Im vorliegenden Fall beabsichtigen die Beklagen keine höherwertige Bebauung, sondern den Abriss und eine Eigennutzung zu Erholungszwecken ohne das Gebäude. Dem Amtsgericht ist darin zustimmen, dass auch in einem solchen Fall keine Entschädigung zu leisten ist.

Zweck des § 12 SchuldRAnpG ist zunächst, den Nutzer, der im Vertrauen auf den langfristigen Fortbestand der vertraglichen Nutzungsbefugnis eine bauliche Investition vorgenommen hat, davor zu schützen, dass ihm dieser Wert ersatzlos genommen wird und der Vorteil dem Grundstückseigentümer unentgeltlich zufällt (BT-Drucksache 12/7135, S. 46). Das Gesetz sieht daher außerhalb der Regelungen des Bürgerlichen Gesetzbuchs einen besonderen Ausgleichsanspruch vor. Uneingeschränkt schutzbedürftig ist dabei der Nutzer, dessen Vertrauen in den Fortbestand des Vertrages dadurch enttäuscht wird, dass der Vertrag gegen seinen Willen und ohne sein Verschulden ein Ende findet, bevor er die Investition vollständig abnutzen konnte. Ein solcher Fall liegt hier nicht vor. Vielmehr haben die Kläger den Nutzungsvertrag selbst beendet. Kündigt der Nutzer aber selbst, so bedarf er keines Schutzes in Bezug auf seine Investitionen. Da er das Nutzungsverhältnis aus freien Stücken beendet hat, ist er nicht schutzwürdig (BGH, NJW-RR 2008, 1047). Auch wenn das Gebäude noch einen Wert hat, erhält der Nutzer keine Entschädigung in Höhe seiner Aufwendungen. Nur wenn die Errichtung des Gebäudes zu einer Werterhöhung des Grundstücks geführt hat, die im Zeitpunkt der Rückgabe noch besteht, soll nach der Wertung des Gesetzes diese Werterhöhung dem Nutzer zufließen, weil sie auf die Investitionen des Nutzers zurückzuführen ist und der Eigentümer zur Werterhöhung nichts beigetragen hat. Der Eigentümer soll also nur für solche baulichen Investitionen des Nutzers Ersatz leisten, die ihm auch werterhöhend zugute kommen. Es muss sich um eine Werterhöhung handeln, die nach Vertragsbeendigung noch verbleibt. Ob eine solche gegeben ist, hängt in erster Linie von der vom Eigentümer beabsichtigten Art der Nutzung des Grundstücks in der Zukunft an. Wie der Eigentümer das Grundstück im Rahmen des bauplanungs- und bauordnungsrechtlich Zulässigen zukünftig nutzt, steht dem Eigentümer frei. Stellt das Gebäude nach der von ihm beabsichtigten Nutzung keine Werterhöhung dar, so hat er keine Entschädigung zu leisten.

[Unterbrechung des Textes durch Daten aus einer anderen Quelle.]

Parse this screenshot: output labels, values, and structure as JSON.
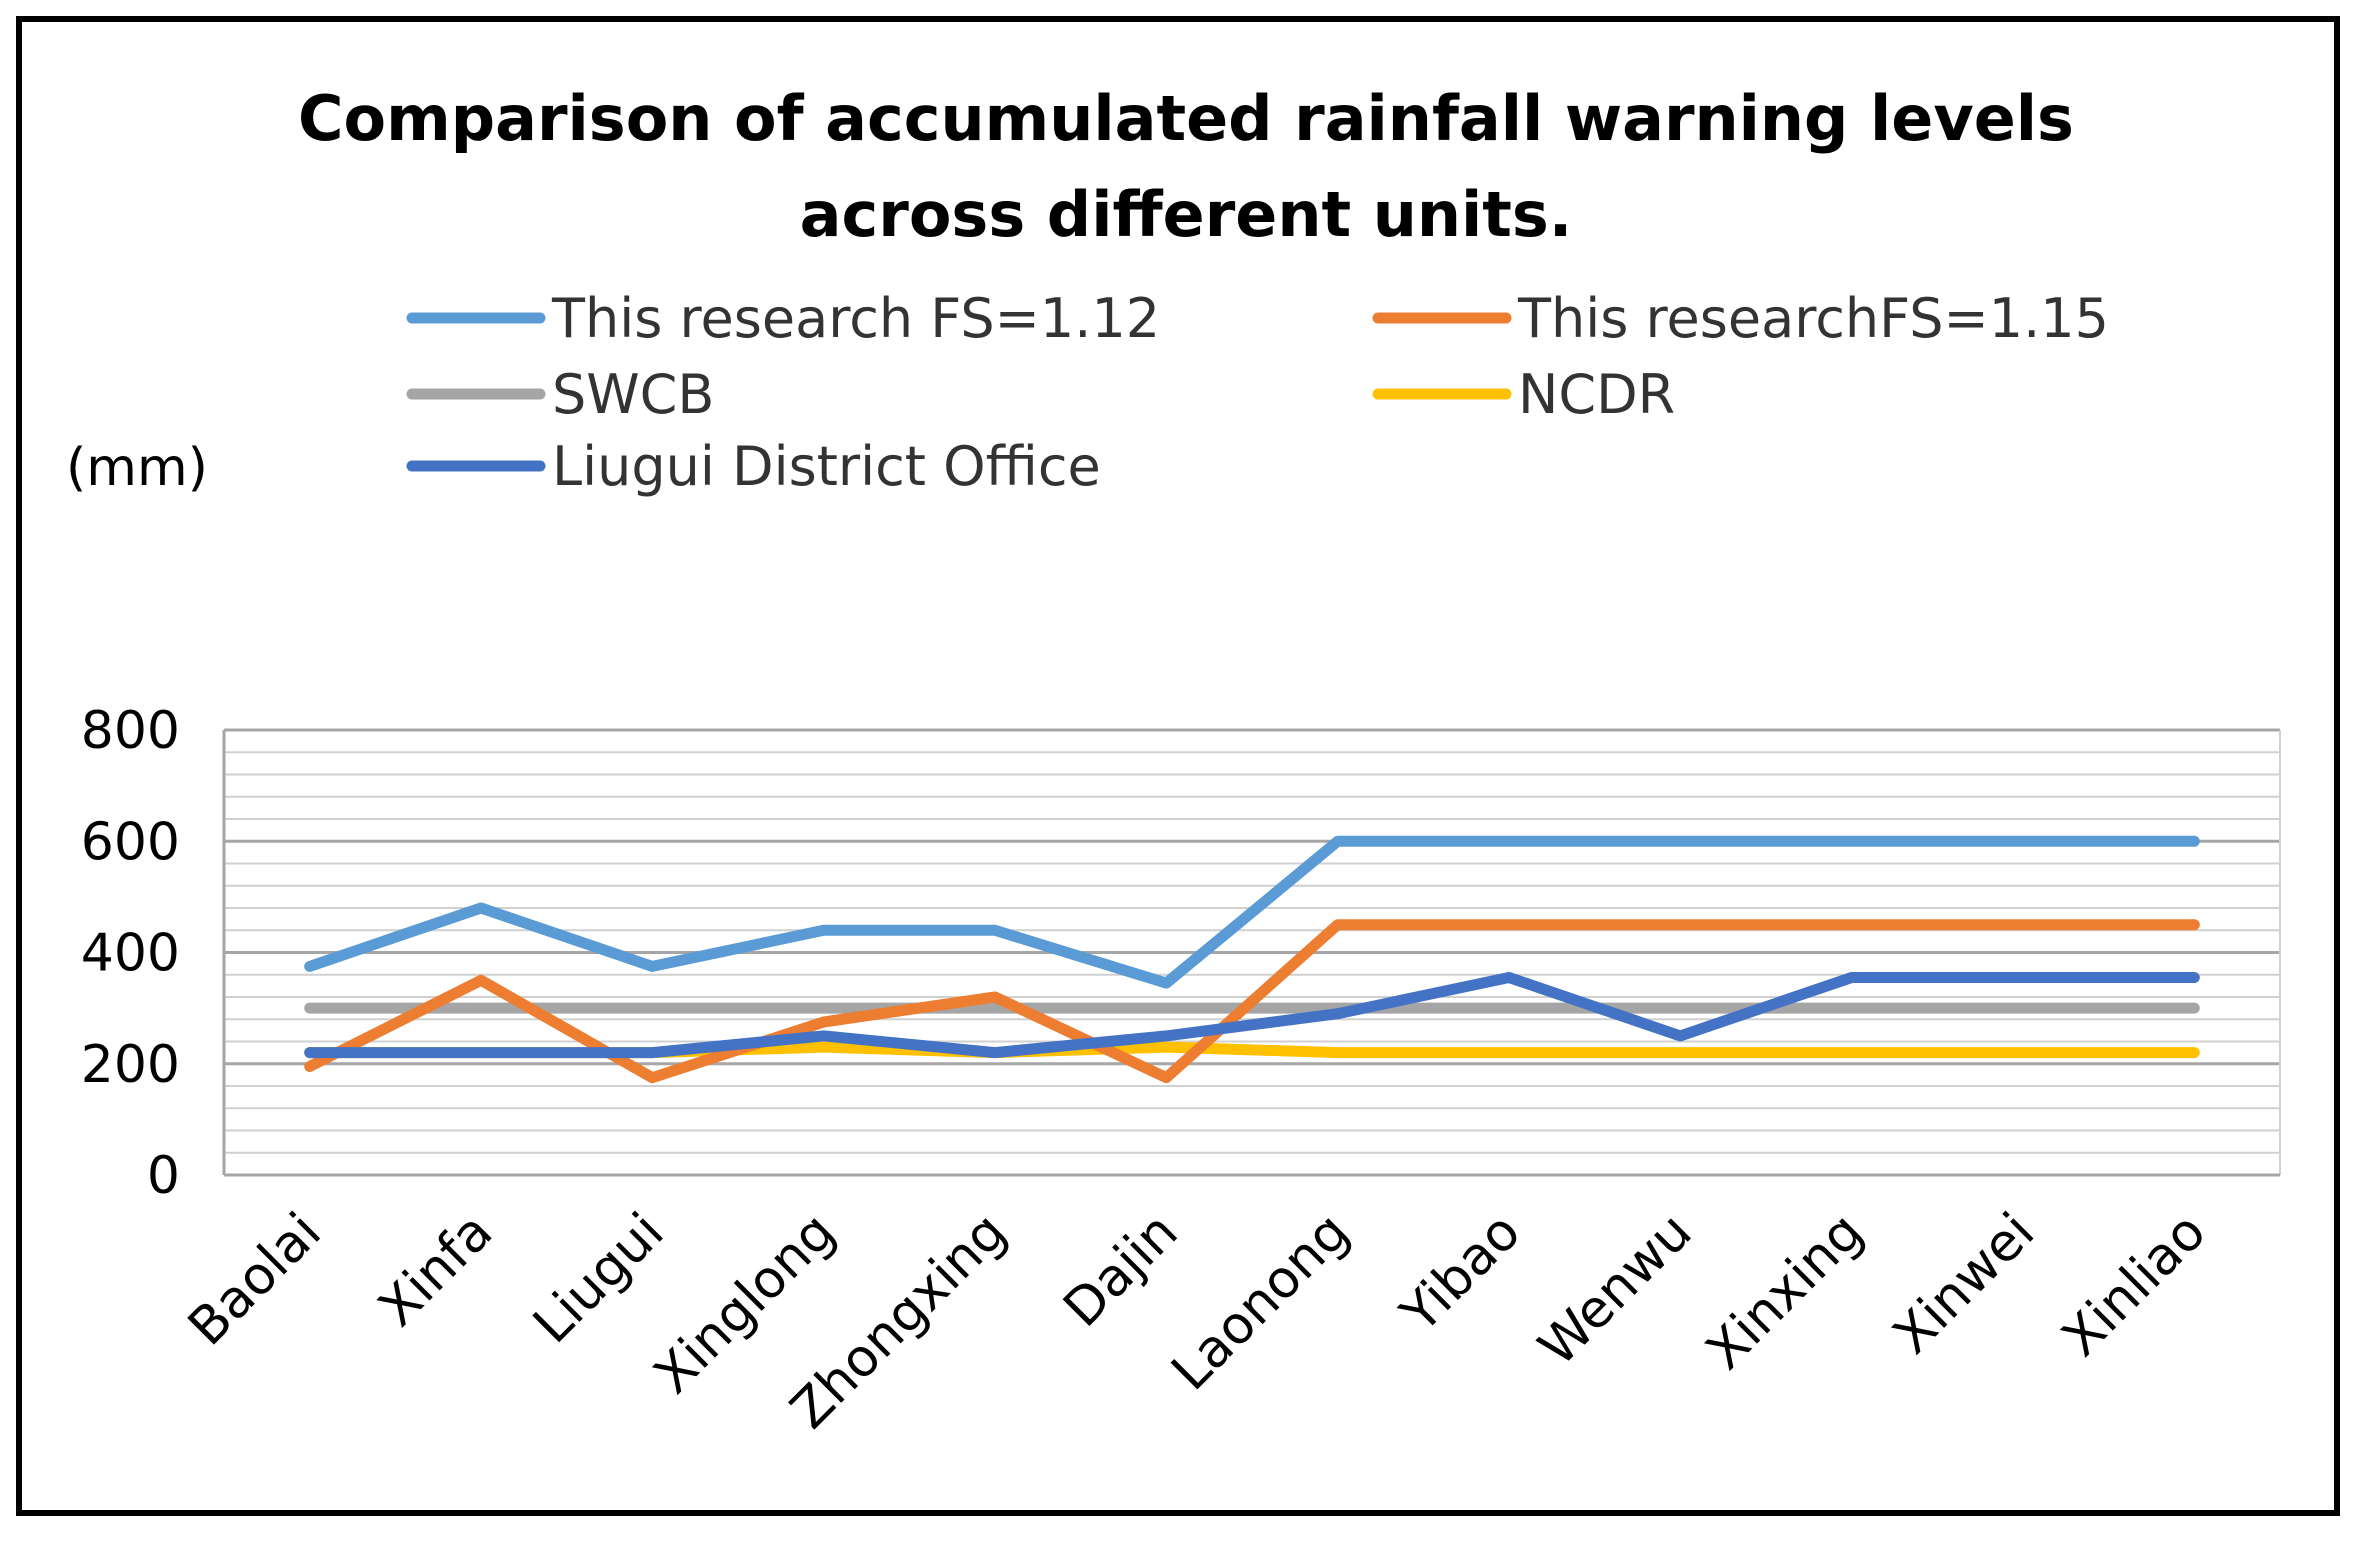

Den Beklagten stand danach frei, sich für einen Abriss des Bauwerks zu entscheiden. Eine auszugleichen Werterhöhung tritt durch das Bauwerk unter diesen Umständen nicht ein.

Die Kostenentscheidung beruht auf § 97 ZPO.

Die Entscheidung über die vorläufige Vollstreckbarkeit folgt aus §§ 708 Nr. 10, 711 ZPO.

Da die zu § 12 Abs. 3 SchuldRAnpG erörterte Rechtsfrage höchstrichterlich noch nicht entschieden ist, war zur Fortbildung des Rechts und zur Sicherung einer einheitlichen Rechtsprechung die Revision zuzulassen.